Locals and tourists on the Left Bank, the intellectual and cultural heart of Paris, look on amused.
"Even the walls could talk about Ali," smiled Amina Qissi, a waitress at a restaurant opposite the Marche Saint-Germain, who has known Akbar for more than 20 years.
Now 73, Akbar, a slim, fine-featured "character" with newspapers tucked under his arm, is an inseparable part of the neighbourhood, she added.
"Even regular tourists ask where he is if they don't see him," she told AFP.
- Hard life -
French President Emmanuel Macron has vowed to soon make Akbar a knight in the national order of merit in recognition of his "dedicated service to France".
"At first I didn't believe it. Friends must have asked him (Macron) or maybe he decided on his own. We often crossed paths when he was a student," said Akbar.
"I believe it's related to my courage, because I've worked hard," he added.
Akbar, who wears round spectacles, a blue work jacket and a Gavroche cap, mainly sells copies of the French daily Le Monde.
When he arrived in France at the age of 20, hoping to escape poverty and send back money to his family in Pakistan, he worked as a sailor then a dishwasher in a restaurant in the northern city of Rouen.
Then in Paris he bumped into Georges Bernier, the humourist also known as Professeur Choron, who gave him the chance to sell his satirical newspapers Hara-Kiri and Charlie Hebdo.
Akbar has been homeless, attacked, and experienced extreme poverty -- but despite the hardships, he said he has never given up.

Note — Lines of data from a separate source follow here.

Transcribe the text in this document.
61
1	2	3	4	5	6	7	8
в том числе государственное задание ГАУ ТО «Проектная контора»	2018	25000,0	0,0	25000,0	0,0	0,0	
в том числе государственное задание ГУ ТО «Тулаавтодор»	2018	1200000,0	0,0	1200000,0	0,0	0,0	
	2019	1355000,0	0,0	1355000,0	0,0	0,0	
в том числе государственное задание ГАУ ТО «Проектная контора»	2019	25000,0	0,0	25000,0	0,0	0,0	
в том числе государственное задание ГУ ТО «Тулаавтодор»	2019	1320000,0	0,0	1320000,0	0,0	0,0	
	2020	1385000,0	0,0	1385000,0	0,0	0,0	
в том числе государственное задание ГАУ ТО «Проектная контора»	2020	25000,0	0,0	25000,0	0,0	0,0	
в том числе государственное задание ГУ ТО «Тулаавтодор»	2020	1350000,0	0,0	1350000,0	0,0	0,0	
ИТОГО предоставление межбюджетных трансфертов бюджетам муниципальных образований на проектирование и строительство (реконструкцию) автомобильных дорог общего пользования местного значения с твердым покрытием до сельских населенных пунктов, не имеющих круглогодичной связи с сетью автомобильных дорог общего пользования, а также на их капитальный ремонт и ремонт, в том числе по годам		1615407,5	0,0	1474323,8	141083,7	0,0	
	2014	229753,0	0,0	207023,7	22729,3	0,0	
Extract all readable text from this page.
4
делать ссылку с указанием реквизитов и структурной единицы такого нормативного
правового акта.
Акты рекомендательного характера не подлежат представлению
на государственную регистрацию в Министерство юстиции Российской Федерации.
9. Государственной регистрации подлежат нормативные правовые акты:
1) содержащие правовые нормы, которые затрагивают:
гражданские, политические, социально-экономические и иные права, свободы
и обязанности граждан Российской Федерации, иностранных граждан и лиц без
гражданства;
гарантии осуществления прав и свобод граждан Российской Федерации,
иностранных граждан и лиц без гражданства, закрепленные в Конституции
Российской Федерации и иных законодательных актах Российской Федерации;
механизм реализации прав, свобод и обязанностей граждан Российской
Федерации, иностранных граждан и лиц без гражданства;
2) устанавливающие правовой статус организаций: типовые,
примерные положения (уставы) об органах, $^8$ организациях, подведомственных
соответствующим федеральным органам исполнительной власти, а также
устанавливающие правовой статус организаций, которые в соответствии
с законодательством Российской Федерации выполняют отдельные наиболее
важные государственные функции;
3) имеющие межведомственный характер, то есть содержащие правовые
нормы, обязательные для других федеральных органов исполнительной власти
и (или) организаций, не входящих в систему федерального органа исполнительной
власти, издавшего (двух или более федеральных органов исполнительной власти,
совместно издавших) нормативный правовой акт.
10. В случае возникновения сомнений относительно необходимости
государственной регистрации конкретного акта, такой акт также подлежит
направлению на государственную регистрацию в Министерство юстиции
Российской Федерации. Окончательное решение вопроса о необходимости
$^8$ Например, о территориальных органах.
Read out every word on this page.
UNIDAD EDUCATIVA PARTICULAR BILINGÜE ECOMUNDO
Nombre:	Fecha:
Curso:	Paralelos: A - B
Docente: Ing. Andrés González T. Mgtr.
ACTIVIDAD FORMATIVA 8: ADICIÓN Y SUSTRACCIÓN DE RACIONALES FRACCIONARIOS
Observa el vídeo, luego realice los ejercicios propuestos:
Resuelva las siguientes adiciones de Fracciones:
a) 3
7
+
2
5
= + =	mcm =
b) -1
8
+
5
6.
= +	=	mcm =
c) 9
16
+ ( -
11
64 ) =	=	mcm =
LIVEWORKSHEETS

"Emmanuel Macron is going to put a bit of antiseptic on my wounds," he told his son Shahab, who at 30 is the youngest of his five children.
Shahab, who describes himself as "very proud" of his father, enjoys cataloguing the numerous profiles dedicated to his father in the foreign press.
When he started out as a hawker in the 1970s, Akbar focused on the sixth arrondissement of Paris on the left bank of the river Seine, which was a university area "where you could eat cheaply", he said.
On the rue Saint-Guillaume in front of the prestigious Sciences Po university, he recalled learning French from interactions with students like former prime minister Edouard Philippe and "many others who became ministers or lawmakers".
- 'A good mood' -
Paris used to have about 40 newspaper hawkers -- street vendors without a fixed newsstand -- who were posted at strategic locations such as the entrances to underground stations.
Akbar stood out by choosing to walk around, selecting the Latin Quarter. In the 1980s, he started inventing sensational headlines.
"I want people to live happily. I do it to create a good mood, that's all," he said.
But he admitted that he is finding it increasingly difficult to come up with good jokes.
"Everything is such a mess," he added.
Akbar, who receives a pension of 1,000 euros ($1,175) a month, still works from 3:00 pm until 10:00 pm each day.
When AFP met him on a recent afternoon, clients were few and far between. On average, he sells about 30 newspapers every day, compared to between 150 and 200 when he started.
"As long as I've got the energy, I'll keep going. I'll work until I die," he joked.
On the terrace of one cafe, Amel Ghali, 36, said Akbar was "inspiring".
"It's good to see it in the digital age," he said. "Unfortunately, our children won't experience the pleasure of reading a newspaper with a coffee."